The Gilded Wolves #3
In love they breathed. In destiny they believed. In the end, will divinity be their demise?
After Séverin’s seeming betrayal, the crew is fractured. Armed with only a handful of hints, Enrique, Laila, Hypnos and Zofia must find their way through the snarled, haunted waterways of Venice, Italy to locate Séverin.
Meanwhile, Séverin must balance the deranged whims of the Patriarch of the Fallen House and discover the location of a temple beneath a plague island where the Divine Lyre can be played and all that he desires will come to pass.
With only ten days until Laila expires, the crew will face plague pits and deadly masquerades, unearthly songs and the shining steps of a temple whose powers might offer divinity itself… but at a price they may not be willing to pay.
Returning to the dark and glamorous 19th century world of her New York Times instant bestseller, The Gilded Wolves, Roshani Chokshi dazzles us with the final riveting tale as full of mystery and danger as ever.
Another trilogy ends! This time, it’s The Gilded Wolves series. Although long anticipated, this ending was a bit of an unexpected one. Andge and I both agree that it was neither terrible nor bad, yet perhaps was something neither of us was expecting. Overall, I’d say that I enjoyed the many themes that were present and the way that the book played out and wrapped up the series was satisfying enough. Whether it was the ending I wanted, or whether I know what I would have preferred to see, I can’t say with certainty.
The Bronzed Beasts is the final book in The Gilded Wolves trilogy. For one last time, the story revolves around Séverin and his fractured team, taking place after his big display of betrayal in the Sleeping Palace. The journey is once again presented in multiple POVs, and as everything build up to a climactic finish with divinity hanging as a trophy, it is difficult to see what will happen and who will be left behind.
Once again, the themes of mythology, ancient Romans and Greeks, and the Bible are recurring motifs. As a reader with knowledge of all these themes, I felt that this particularly spoke to me. The weaving in of these themes were always quite seamless (or maybe I just enjoyed them) so I felt that this was one of the strong points of the book.
The characters are also a strong point in this book (and really, the series), as I felt they were quite consistent in their characters, in strengths and flaws. This made all of them feel quite human, making stubborn choices where we might, or making mistakes of human error. This was important, of course, as the ultimate goal in this last leg of the journey was the ascension to godhood. Character development was also good over the series and I felt that this last book was no different.

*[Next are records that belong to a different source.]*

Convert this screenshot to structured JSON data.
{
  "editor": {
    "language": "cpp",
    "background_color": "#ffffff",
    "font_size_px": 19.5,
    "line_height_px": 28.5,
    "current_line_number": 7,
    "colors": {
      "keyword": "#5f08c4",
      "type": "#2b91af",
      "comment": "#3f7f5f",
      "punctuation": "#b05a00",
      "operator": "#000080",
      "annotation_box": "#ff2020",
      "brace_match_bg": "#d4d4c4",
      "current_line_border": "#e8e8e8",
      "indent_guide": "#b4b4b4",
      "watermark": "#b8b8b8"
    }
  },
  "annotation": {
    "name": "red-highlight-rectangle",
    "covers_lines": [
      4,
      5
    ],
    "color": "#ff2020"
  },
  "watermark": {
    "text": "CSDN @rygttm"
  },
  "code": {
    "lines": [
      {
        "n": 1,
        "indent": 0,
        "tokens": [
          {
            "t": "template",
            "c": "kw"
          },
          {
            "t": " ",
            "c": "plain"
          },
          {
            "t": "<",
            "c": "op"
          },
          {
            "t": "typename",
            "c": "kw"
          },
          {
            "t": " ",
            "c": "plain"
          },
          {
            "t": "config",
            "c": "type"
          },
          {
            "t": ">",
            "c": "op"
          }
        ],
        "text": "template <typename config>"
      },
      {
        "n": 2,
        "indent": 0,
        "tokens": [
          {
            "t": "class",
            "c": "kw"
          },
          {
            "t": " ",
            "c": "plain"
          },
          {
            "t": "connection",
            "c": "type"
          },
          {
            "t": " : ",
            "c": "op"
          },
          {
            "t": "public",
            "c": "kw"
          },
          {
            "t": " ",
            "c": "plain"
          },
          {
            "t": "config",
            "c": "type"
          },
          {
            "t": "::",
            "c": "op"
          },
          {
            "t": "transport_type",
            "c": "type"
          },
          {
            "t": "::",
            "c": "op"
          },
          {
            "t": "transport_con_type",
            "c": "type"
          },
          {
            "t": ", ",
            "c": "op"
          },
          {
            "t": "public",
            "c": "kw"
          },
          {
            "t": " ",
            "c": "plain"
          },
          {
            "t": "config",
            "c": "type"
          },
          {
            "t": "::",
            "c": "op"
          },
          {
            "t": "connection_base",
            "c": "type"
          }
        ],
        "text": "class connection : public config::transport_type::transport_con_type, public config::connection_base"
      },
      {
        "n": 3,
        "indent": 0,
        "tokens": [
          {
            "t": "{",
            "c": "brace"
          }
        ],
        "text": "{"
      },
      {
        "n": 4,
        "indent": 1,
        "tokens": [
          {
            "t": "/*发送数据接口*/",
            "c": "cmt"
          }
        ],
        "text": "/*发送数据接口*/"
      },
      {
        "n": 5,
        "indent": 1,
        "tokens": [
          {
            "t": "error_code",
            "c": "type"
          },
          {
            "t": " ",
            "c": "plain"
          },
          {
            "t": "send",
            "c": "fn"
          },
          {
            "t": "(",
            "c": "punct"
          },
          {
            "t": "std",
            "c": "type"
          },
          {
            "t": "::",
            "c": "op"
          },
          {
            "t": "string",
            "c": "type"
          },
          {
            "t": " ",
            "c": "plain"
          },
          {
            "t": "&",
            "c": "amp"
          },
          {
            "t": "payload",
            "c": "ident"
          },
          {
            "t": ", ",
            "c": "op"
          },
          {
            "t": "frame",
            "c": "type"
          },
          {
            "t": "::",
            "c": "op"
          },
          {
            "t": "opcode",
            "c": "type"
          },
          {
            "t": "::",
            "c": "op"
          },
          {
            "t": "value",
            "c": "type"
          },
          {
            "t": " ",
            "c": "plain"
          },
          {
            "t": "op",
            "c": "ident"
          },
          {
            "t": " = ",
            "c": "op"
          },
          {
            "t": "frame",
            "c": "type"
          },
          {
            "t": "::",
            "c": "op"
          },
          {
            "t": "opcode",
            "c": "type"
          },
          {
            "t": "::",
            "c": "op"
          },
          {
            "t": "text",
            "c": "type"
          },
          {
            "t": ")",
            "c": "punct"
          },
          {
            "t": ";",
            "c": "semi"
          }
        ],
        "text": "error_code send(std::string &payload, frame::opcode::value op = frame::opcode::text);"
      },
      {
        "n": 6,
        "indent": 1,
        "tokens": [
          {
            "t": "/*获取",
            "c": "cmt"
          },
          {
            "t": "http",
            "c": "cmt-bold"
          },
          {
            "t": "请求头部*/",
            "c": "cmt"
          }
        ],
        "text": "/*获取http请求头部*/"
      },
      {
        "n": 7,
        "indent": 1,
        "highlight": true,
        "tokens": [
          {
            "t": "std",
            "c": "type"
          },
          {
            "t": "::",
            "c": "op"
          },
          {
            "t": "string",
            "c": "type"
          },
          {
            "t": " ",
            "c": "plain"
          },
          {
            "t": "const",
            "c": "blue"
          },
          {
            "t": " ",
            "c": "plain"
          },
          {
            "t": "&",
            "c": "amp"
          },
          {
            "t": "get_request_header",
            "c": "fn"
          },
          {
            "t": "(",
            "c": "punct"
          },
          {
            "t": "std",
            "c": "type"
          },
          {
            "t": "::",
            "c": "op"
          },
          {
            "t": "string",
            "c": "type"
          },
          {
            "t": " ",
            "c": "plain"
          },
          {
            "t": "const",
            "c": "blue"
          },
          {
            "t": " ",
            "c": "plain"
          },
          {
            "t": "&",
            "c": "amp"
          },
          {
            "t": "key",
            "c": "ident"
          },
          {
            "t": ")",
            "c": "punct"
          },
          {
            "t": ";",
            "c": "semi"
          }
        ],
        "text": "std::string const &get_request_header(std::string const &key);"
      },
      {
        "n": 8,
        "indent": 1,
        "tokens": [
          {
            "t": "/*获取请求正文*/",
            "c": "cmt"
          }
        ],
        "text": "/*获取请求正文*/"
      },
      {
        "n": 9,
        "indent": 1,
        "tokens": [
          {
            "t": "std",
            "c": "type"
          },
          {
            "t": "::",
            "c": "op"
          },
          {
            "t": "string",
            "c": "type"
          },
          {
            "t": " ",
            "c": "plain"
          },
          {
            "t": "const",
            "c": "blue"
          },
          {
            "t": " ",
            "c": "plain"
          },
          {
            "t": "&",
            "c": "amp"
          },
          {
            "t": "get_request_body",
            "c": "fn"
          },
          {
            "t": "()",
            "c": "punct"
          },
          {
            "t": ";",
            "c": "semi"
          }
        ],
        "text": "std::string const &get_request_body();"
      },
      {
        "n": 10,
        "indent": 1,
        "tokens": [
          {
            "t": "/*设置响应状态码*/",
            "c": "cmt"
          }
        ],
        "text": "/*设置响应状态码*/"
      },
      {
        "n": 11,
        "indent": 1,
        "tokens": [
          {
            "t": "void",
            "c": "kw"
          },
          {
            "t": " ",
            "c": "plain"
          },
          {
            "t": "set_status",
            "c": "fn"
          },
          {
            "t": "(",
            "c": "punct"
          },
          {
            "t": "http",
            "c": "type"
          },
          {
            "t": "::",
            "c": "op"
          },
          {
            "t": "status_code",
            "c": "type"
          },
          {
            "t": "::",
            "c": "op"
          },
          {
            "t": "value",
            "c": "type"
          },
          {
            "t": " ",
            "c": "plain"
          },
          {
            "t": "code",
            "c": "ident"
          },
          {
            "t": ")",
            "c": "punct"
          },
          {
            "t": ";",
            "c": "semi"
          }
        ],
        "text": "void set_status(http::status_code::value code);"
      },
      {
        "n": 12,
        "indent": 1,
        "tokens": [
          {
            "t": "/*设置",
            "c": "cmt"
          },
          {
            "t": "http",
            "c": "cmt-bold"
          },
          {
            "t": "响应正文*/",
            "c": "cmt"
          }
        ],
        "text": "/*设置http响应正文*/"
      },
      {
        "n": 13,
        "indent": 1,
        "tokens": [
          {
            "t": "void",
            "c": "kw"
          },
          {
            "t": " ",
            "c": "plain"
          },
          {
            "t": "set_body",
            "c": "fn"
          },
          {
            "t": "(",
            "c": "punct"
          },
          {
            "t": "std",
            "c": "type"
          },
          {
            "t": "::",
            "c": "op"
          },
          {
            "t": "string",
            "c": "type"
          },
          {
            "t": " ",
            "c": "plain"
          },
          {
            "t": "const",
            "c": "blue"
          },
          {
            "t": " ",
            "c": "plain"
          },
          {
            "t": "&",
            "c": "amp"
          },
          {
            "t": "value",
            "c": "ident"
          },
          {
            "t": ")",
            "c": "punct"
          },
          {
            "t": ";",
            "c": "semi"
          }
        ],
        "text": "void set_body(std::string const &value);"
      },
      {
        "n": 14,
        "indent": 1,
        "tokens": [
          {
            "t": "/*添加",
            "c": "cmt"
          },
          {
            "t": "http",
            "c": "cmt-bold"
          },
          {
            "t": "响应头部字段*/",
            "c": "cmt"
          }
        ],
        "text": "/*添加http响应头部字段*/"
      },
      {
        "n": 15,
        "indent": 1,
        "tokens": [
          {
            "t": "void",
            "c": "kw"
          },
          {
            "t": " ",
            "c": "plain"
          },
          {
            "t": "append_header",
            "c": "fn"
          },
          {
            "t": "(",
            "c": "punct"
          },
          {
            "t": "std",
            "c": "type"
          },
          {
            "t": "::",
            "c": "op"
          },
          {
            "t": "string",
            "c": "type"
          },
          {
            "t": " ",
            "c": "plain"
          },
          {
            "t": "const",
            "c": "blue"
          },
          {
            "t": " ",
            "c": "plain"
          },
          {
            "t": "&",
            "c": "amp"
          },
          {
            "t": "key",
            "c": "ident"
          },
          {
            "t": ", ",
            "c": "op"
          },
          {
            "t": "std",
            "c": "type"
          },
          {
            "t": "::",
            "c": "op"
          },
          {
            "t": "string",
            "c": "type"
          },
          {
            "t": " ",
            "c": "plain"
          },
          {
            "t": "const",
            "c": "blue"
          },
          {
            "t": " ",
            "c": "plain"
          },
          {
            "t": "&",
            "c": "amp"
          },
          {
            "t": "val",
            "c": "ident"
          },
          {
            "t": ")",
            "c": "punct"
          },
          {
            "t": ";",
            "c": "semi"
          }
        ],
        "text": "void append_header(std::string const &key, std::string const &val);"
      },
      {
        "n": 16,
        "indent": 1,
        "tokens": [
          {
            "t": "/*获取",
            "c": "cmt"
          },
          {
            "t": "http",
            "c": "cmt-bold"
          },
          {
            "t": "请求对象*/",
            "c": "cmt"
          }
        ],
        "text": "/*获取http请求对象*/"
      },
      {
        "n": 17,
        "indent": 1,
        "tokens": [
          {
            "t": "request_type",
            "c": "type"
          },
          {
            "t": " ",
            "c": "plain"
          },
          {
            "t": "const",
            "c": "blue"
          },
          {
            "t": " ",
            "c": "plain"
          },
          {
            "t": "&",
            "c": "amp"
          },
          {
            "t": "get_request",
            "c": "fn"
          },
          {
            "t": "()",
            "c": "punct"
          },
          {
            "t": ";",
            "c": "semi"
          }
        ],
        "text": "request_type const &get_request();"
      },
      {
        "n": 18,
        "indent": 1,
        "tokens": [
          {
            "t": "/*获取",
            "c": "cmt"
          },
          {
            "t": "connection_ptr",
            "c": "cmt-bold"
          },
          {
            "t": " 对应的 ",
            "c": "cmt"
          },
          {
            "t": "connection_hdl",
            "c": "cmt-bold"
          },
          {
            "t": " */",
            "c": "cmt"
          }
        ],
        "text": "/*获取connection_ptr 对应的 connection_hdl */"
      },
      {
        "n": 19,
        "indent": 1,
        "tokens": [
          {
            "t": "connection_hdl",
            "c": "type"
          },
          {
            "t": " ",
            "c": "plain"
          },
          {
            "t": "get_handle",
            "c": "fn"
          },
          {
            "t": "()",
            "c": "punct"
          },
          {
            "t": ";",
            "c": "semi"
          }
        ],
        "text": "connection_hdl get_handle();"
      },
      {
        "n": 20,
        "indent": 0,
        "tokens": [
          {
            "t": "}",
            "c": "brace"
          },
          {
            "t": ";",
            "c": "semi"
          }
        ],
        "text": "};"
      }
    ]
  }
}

I think the main thing that I can’t quite put my finger on is just where the story headed and how it ended. While it was nothing I could fault, I am just not sure if I totally agree(?) with the direction it took. But then again, I am also not sure which way I would have wanted it to go anyway. While it was overall still meaningful and satisfying enough, I almost feel like there could have been a different way to take the story. I accept the way it was done by the author though, not much to be done about that I think.
Andge also mentioned that the story was quite slow, and I’d have to agree. Although it was far from boring, and I still zoomed through the book quite quickly, I felt that the pacing was overall not as exciting. I did have a curiosity for how it would all end, but in terms of action or changes in tense moments, it wasn’t as dramatic as I thought it would be, despite being so close to the end. Whether this is good or bad is personal choice, but it’s just something that I noticed.
Overall, I’d say it’s still a decent ending to the trilogy, and I wouldn’t say, “Don’t read it,” and leave yourself hanging on the second book’s cliffhanger. Additionally, if you enjoy the ancient themes and the plenty of history that is woven in, I think it’s quite an enjoyable book as a whole.
If you’ve read it, what did you think about the ending? Let us know in the comment below!
The Bronzed Beasts is the third and final book in The Gilded Wolves trilogy. The story takes us through the journey of Séverin and the remains of his “team” to the final place where godhood might be attained. With so many enemies in his way, he must fight through it all using all of his wits and resources, which are dwindling at this journey’s end. Full of memorable characters and many allusions to history and mythology, you are sure to enjoy this final run of the story and wrap up to this trilogy. Don’t leave yourself hanging from the second book – finish this one and find out how it all ends!